Being comfortable whilst riding your bike is extremely important. Afterall, if you go out riding and come back with aches and pains from being uncomfortable on the bike, let’s face it, you are less likely to be in a hurry to repeat the experience! In my opinion the 3 most important pieces of kit to purchase after or with your bike are
As you will be placing your delicate derrière on said saddle for multiple hours then it is very important that the saddle fits! When you ride the majority of your weight is placed on the saddle. Having a good saddle fit will help to ensure that you’re comfortable on the bike as well as not doing long term damage to sensitive areas. It is a common misconception that the wider the saddle the more comfortable it will be…..wrong! The first thing to consider when selecting a saddle is ‘sit bone width’. This is where the majority of your weight will be placed as the surrounding muscles and tendons can adapt and cope with the pressure. The area in between your sit bones is super sensitive and needs protecting. Funnily enough the instrument for measuring the distance of your sit bones is called an ‘Assometer’, most good local bike shops will have one of these. Basically you sit on the Assometer for a few minutes and them measure the distance between the 2 deepest points. This gives you the width of your sit bones. When purchasing your saddle it’s best to add on 2 centimeters so your sit bones sit on the saddle. The reason why buying extra wide saddles is not always the answer is because the wider the saddle the wider the nose of the saddle will be and this can cause rubbing/chaffing on the inside of your quads and discomfort. There are different saddles for different disciplines, mountain bike saddles tend to have more padding to protect you from the vibration/bumps and usually have a thicker more durable cover to protect the saddle from all the knocks whilst mountain biking and therefore not ruining the saddle. Again TT and triathlon saddles are different too. There are two general shapes of regular saddles when viewed from above. They are T-shaped and pear-shaped. T-shaped saddles can be better if you have problems with chaffing and your quads rubbing on the nose of the saddle. A pear-shaped saddle can be good if you find you move around a lot from forward to back as when you slide forward, there will be more evenly dispersed support to aid in comfort. Finally having a softer saddle is not always more comfortable as the softness of the saddle absorbs your sit bones and puts pressure on your more delicate areas, whereas, a firmer saddle means the pressure points (sit bones) are in contact with your saddle and your delicate areas are not and therefore more protected!!

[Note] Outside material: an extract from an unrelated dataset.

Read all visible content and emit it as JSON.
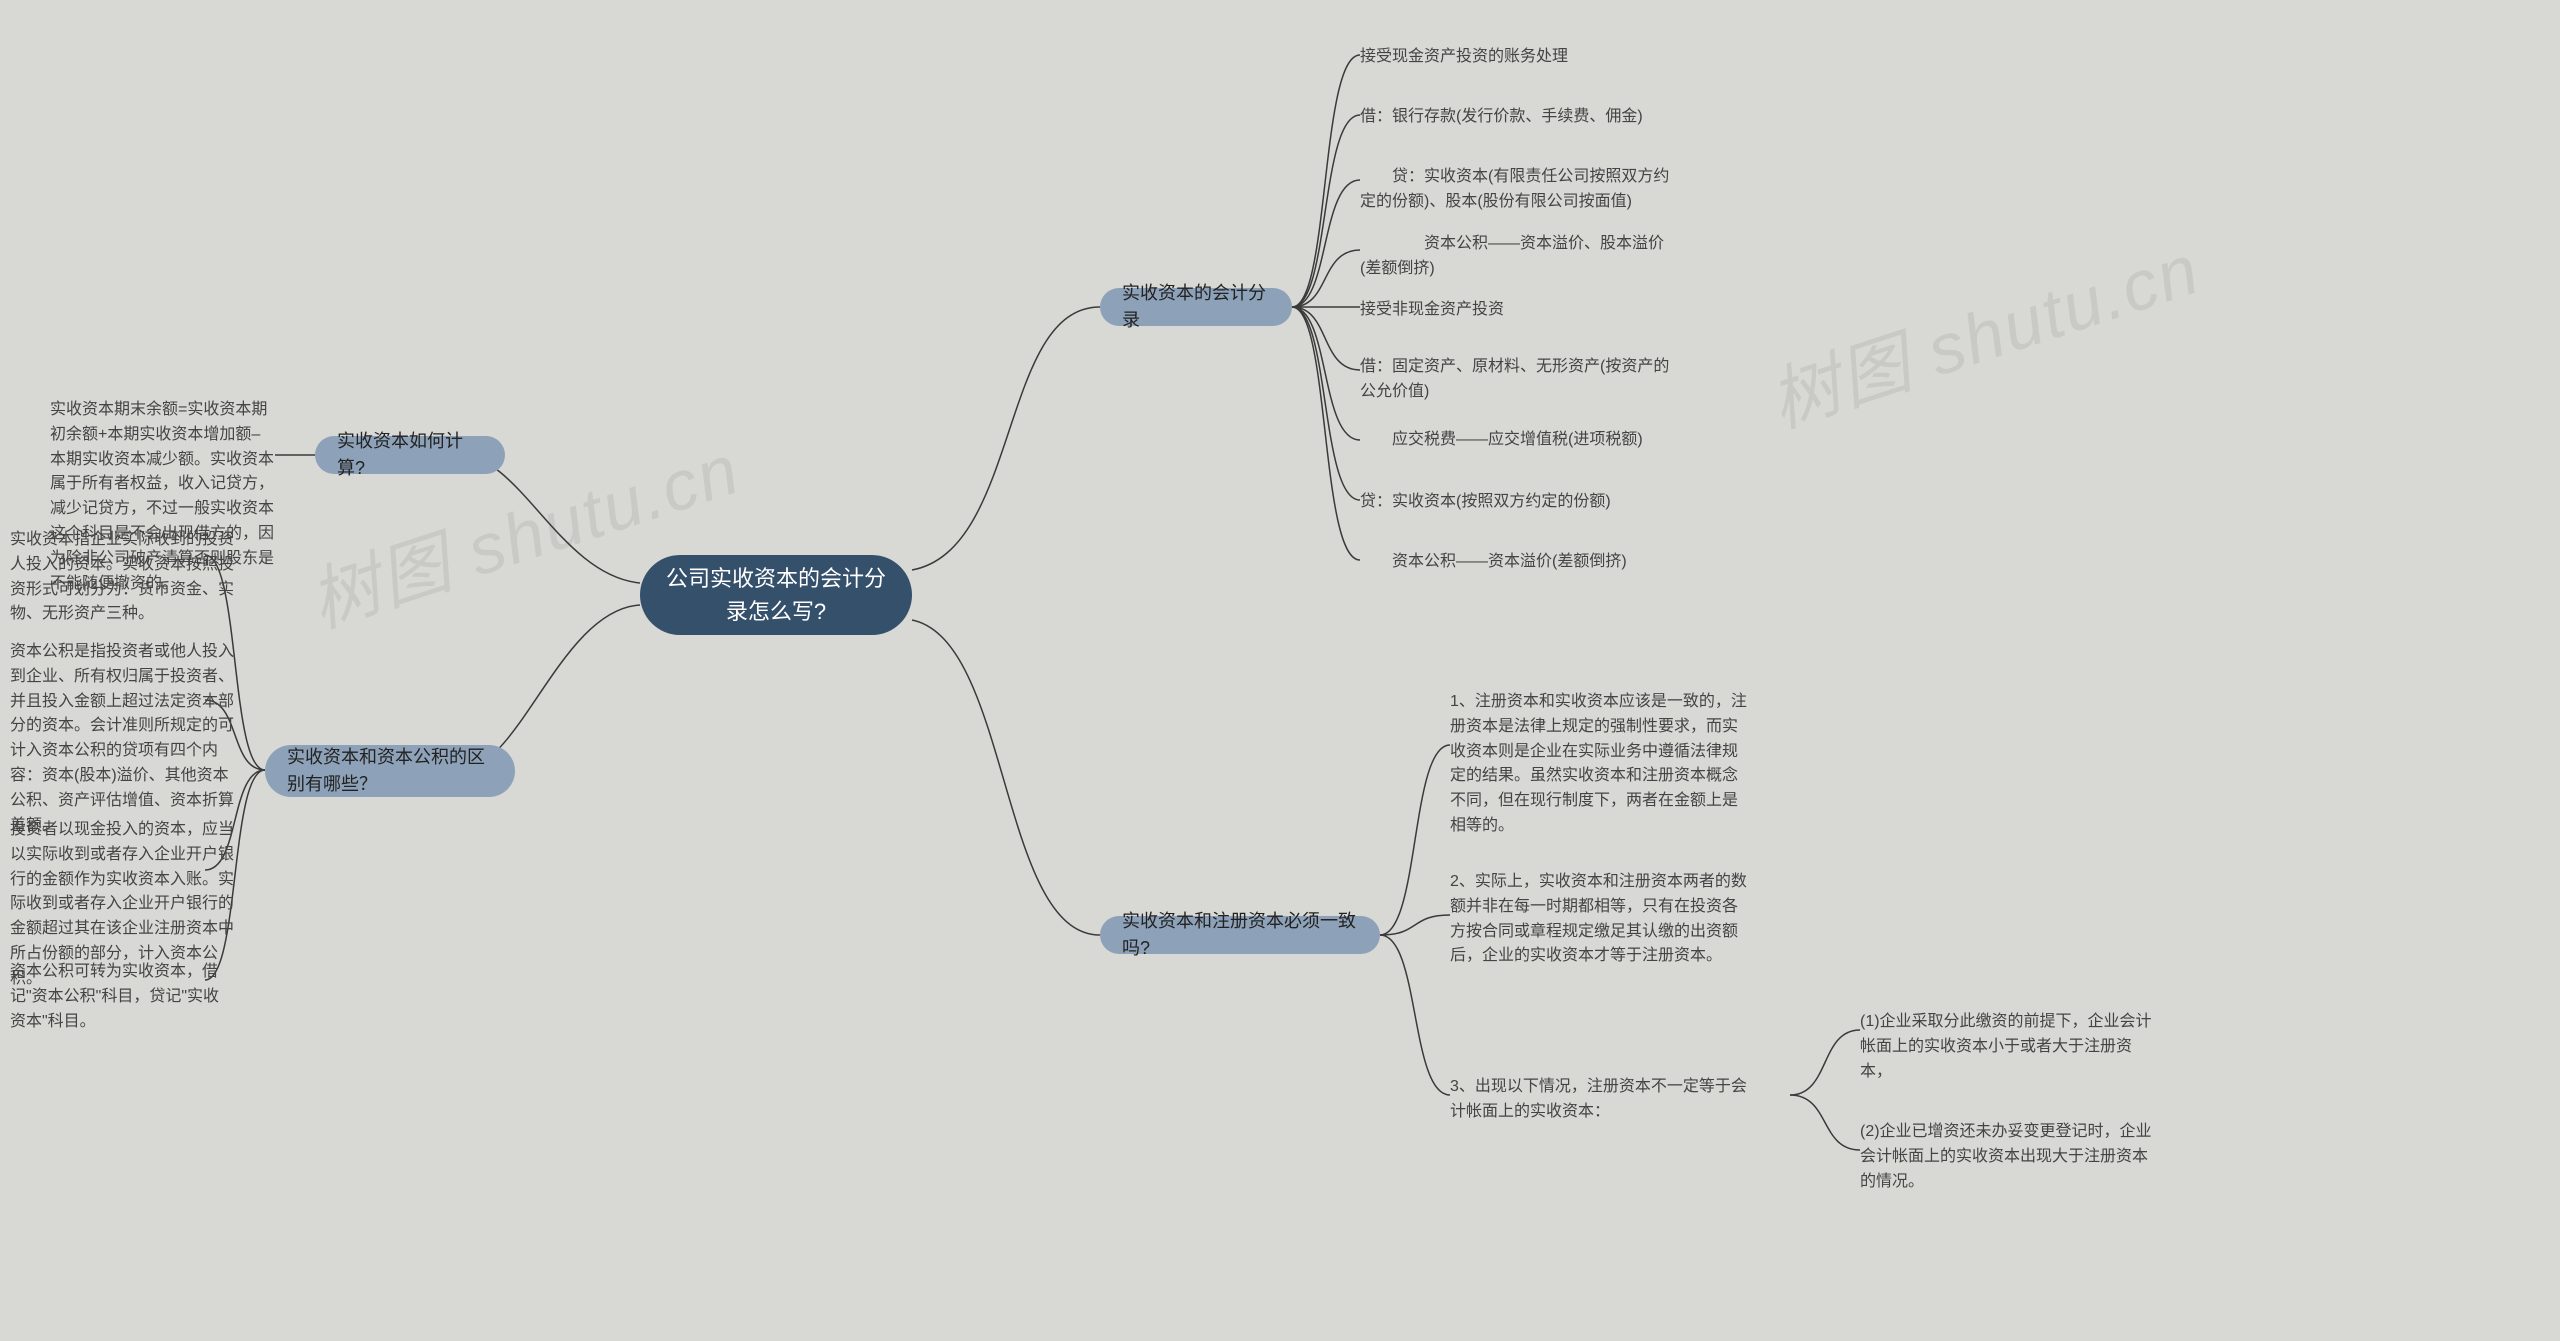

A good pair of cycling shorts will help prevent soreness and your undercarriage feeling and looking like a piece of raw steak. Good fitting shorts should be tight yet comfortable and have good elastic to hold them in place on your thigh and more importantly to cultivate your tan lines. In my opinion padded cycling shorts are the most important piece of kit. For extra comfort I find the ‘bib’ style cycling shorts, these have shoulder straps rather than elastic waistbands, more comfortable. The most important features of cycling shorts include a lack of seams in the crotch and extra padding to reduce chaffing and discomfort while riding. Cycling shorts are also made from flexible fabrics that move with you and don’t bind while pedaling. After the initial shock of walking around in lycra you’ll get to like and appreciate your bib shorts. Be sure to buy the correct size as over stretched lycra is see through and your fellow riders wont want to be enjoying ‘the carck’! Cycling shorts are gendre specific as we have different bits to protect, so purchase accordingly Finally, cycling shorts are meant to be worn commando style, no VPL please! Please also bear in mind colour, Black gives a standard classic look and goes with almost all colours of cycle jerseys. However, you can get cycling shorts in all colours! Think how they will look when wet, for example, white cycling shorts tend to be see through when wet or how grubby they will get if your chain comes off and you get oil all over them. Another good reason to stick with black shorts in my book!
In my opinion, for better performance and added comfort on a bike, cleated shoes are the way to go. It is a little daunting making the switch from flat pedals and trainers to cleated shoes and pedals. It’s a given that you’ll probably fall off 2 or 3 times as you come to a stop and forget you are attached to the bike. The first time I did this was in front on 1500 football fans who proceeded to chant ‘He fell over’! Beam me up Dr Spock! However, you soon get use to this, it becomes second nature to clip in and out and once you’ve made the switch you’ll never go back! The type of shoe and cleated system that you use will depend on the type of riding that you do. Mountain bikers and recreational cyclists have a resessed cleat and more flexible sole on the shoe which is more comfortable for walking as MTBer’s sometimes have to carry their bikes and recreational cyclists may want to walk around a town centre. For more competitive or performance-oriented road bikers, the shoes are much stiffer and the cleats are not recessed but instead are attached to the outsole of the shoe. These types of shoes are definitely not made for walking. In theory, the stiffer outsole of the shoe allows more efficient energy transfer to the pedal. Your cycling shoe should be as comfortable as a pair of slippers. Bear in mind that certain brands are made for standard or wider shaped feet. You’ll only really notice how good your shoes are when you do a long event. I recently brought some Sidi shoes, that seemed/were comfortable for 2-3 hour rides but on longer 5/6/7 hour rides crushed my feet, I then found out they were design for designed for skinny feet not my slabs! Sidi now do have a ‘wider fitting’ selection of shoes! For your winter shoes/boots perhaps go up a size to allow for thicker/multiple layers of socks that you’ll need to wear whilst riding.
Finally, there is a 4th ‘S’ that is critical for every cyclist.
Make sure you are on top of your sock game. Socks should be just below the calf and match you kit.